The study population comprises two separate cohorts: a discovery cohort (N = 30) and an internal validation cohort (N = 30). Urines were normalized to creatinine and underwent 10kDa-filter centrifugation to isolate naturally occurring peptides. In the discovery phase, filtered peptides were then fractionated and then injected on a Q-Exactive mass spectrometer. For the validation phase, parallel reaction monitoring (PRM) assays were developed on a Q-Exactive HFX instrument. MaxQuant and Skyline were used for peptide identification and quantification. Proteasix was used to predict proteases responsible for generating differentially excreted peptides.

Results

A total of 6349 urinary peptides from 750 proteins were quantified. Of the 15 differentially excreted peptides (P < 0.05), five remained significant after Benjamini-Hochberg adjustment (q < 0.05).
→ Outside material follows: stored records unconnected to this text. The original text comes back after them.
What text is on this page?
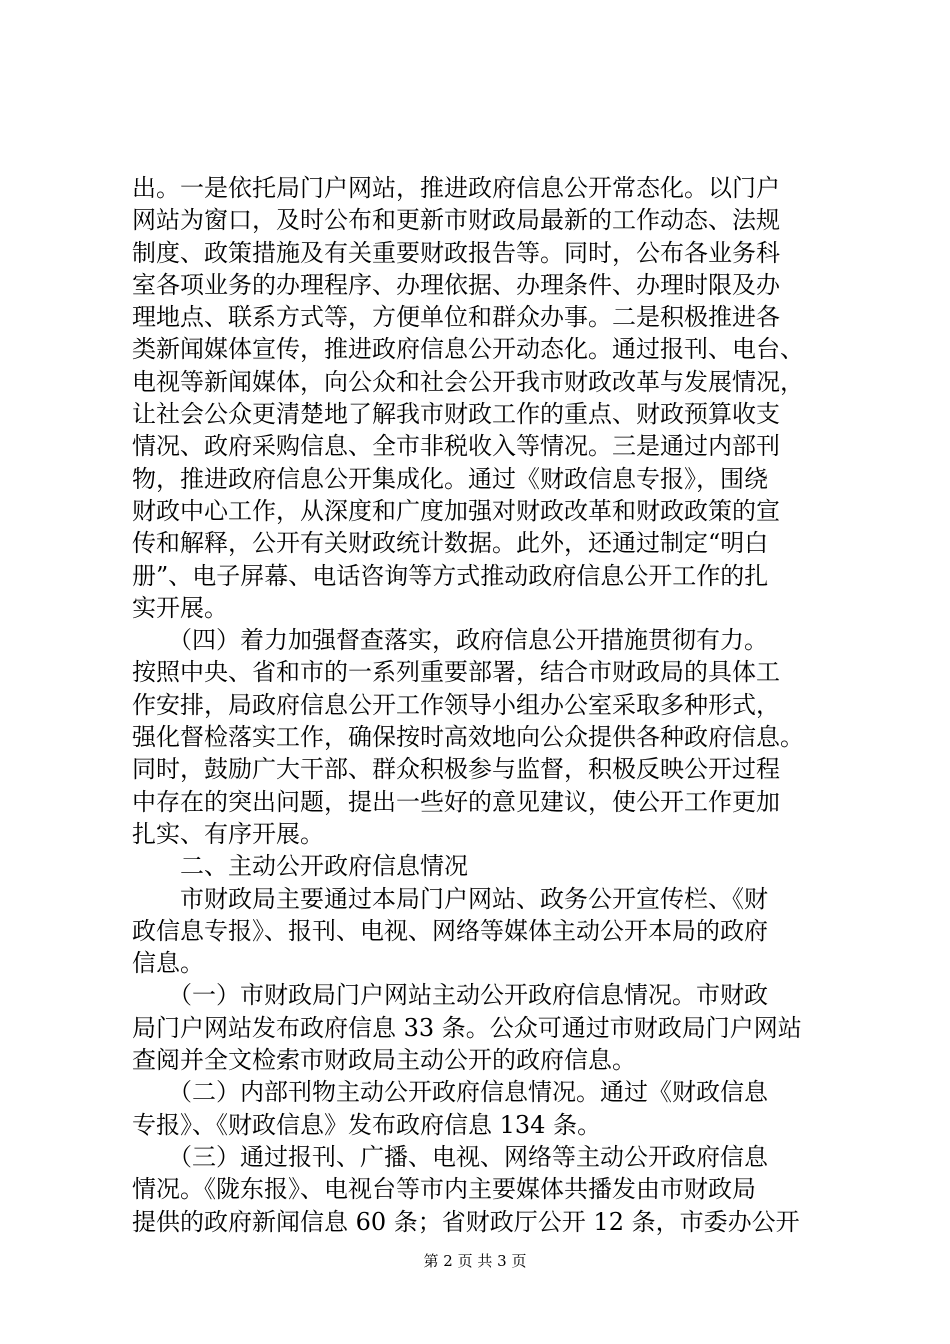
出。一是依托局门户网站，推进政府信息公开常态化。以门户
网站为窗口，及时公布和更新市财政局最新的工作动态、法规
制度、政策措施及有关重要财政报告等。同时，公布各业务科
室各项业务的办理程序、办理依据、办理条件、办理时限及办
理地点、联系方式等，方便单位和群众办事。二是积极推进各
类新闻媒体宣传，推进政府信息公开动态化。通过报刊、电台、
电视等新闻媒体，向公众和社会公开我市财政改革与发展情况，
让社会公众更清楚地了解我市财政工作的重点、财政预算收支
情况、政府采购信息、全市非税收入等情况。三是通过内部刊
物，推进政府信息公开集成化。通过《财政信息专报》，围绕
财政中心工作，从深度和广度加强对财政改革和财政政策的宣
传和解释，公开有关财政统计数据。此外，还通过制定“明白
册”、电子屏幕、电话咨询等方式推动政府信息公开工作的扎
实开展。
　　（四）着力加强督查落实，政府信息公开措施贯彻有力。
按照中央、省和市的一系列重要部署，结合市财政局的具体工
作安排，局政府信息公开工作领导小组办公室采取多种形式，
强化督检落实工作，确保按时高效地向公众提供各种政府信息。
同时，鼓励广大干部、群众积极参与监督，积极反映公开过程
中存在的突出问题，提出一些好的意见建议，使公开工作更加
扎实、有序开展。
　　二、主动公开政府信息情况
　　市财政局主要通过本局门户网站、政务公开宣传栏、《财
政信息专报》、报刊、电视、网络等媒体主动公开本局的政府
信息。
　　（一）市财政局门户网站主动公开政府信息情况。市财政
局门户网站发布政府信息 33 条。公众可通过市财政局门户网站
查阅并全文检索市财政局主动公开的政府信息。
　　（二）内部刊物主动公开政府信息情况。通过《财政信息
专报》、《财政信息》发布政府信息 134 条。
　　（三）通过报刊、广播、电视、网络等主动公开政府信息
情况。《陇东报》、电视台等市内主要媒体共播发由市财政局
提供的政府新闻信息 60 条；省财政厅公开 12 条，市委办公开
第 2 页 共 3 页
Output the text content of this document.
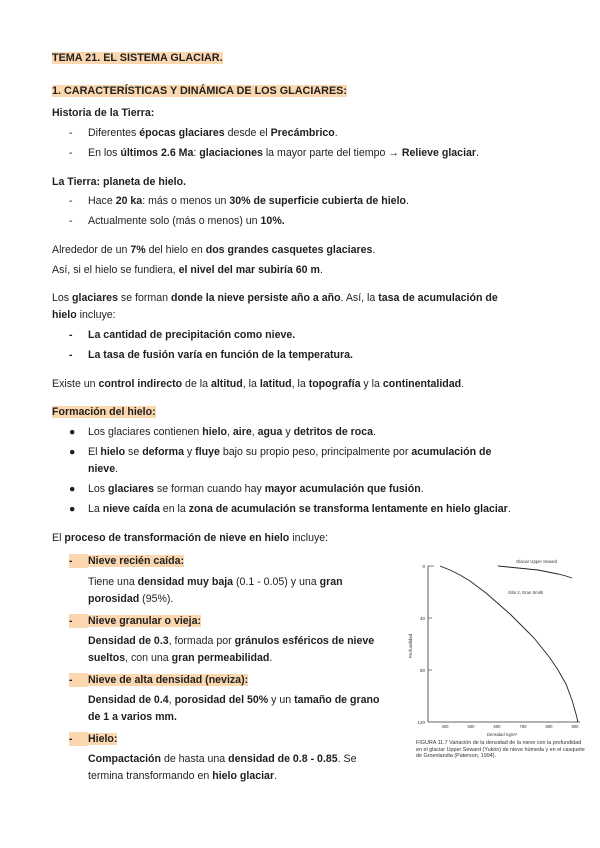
TEMA 21. EL SISTEMA GLACIAR.
1. CARACTERÍSTICAS Y DINÁMICA DE LOS GLACIARES:
Historia de la Tierra:
- Diferentes épocas glaciares desde el Precámbrico.
- En los últimos 2.6 Ma: glaciaciones la mayor parte del tiempo → Relieve glaciar.
La Tierra: planeta de hielo.
- Hace 20 ka: más o menos un 30% de superficie cubierta de hielo.
- Actualmente solo (más o menos) un 10%.
Alrededor de un 7% del hielo en dos grandes casquetes glaciares.
Así, si el hielo se fundiera, el nivel del mar subiría 60 m.
Los glaciares se forman donde la nieve persiste año a año. Así, la tasa de acumulación de
hielo incluye:
- La cantidad de precipitación como nieve.
- La tasa de fusión varía en función de la temperatura.
Existe un control indirecto de la altitud, la latitud, la topografía y la continentalidad.
Formación del hielo:
●	Los glaciares contienen hielo, aire, agua y detritos de roca.
●	El hielo se deforma y fluye bajo su propio peso, principalmente por acumulación de
nieve.
●	Los glaciares se forman cuando hay mayor acumulación que fusión.
●	La nieve caída en la zona de acumulación se transforma lentamente en hielo glaciar.
El proceso de transformación de nieve en hielo incluye:
- Nieve recién caída:
Tiene una densidad muy baja (0.1 - 0.05) y una gran
porosidad (95%).
- Nieve granular o vieja:
Densidad de 0.3, formada por gránulos esféricos de nieve
sueltos, con una gran permeabilidad.
- Nieve de alta densidad (neviza):
Densidad de 0.4, porosidad del 50% y un tamaño de grano
de 1 a varios mm.
- Hielo:
Compactación de hasta una densidad de 0.8 - 0.85. Se
termina transformando en hielo glaciar.
0
40
80
120
Profundidad
400	500	600	700	800	900
Densidad Kg/m³
Glaciar Upper Seward
Sitio 2, Gran Smith
FIGURA 11.7 Variación de la densidad de la nieve con la profundidad en el glaciar Upper Seward (Yukón) de nieve húmeda y en el casquete de Groenlandia (Paterson, 1994).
Seven of these top 15 peptides derive from the C-terminal region of uromodulin, which regulates uromodulin polymerization. Out of the twelve predicted proteases, hepsin, granzyme A, kallikrein-6, and plasminogen were shortlisted because they were detected in healthy kidney tissues (Human Protein Atlas) and were altered at the level of gene expression in diabetic nephropathy (Nephroseq v5 database). Differential excretion of six uromodulin peptides was validated by PRM. Two of the validated uromodulin peptides induced NF-κB signaling in HK-2 cells, suggesting a potential role in mediating inflammation in kidney cells.

Conclusion

Differences between youths with type 1 diabetes and healthy controls are reflected in the urinary peptidome before the development of microalbuminuria. Uromodulin peptides we discovered may play a significant role in the early injury in a diabetic kidney and may represent a therapeutic target.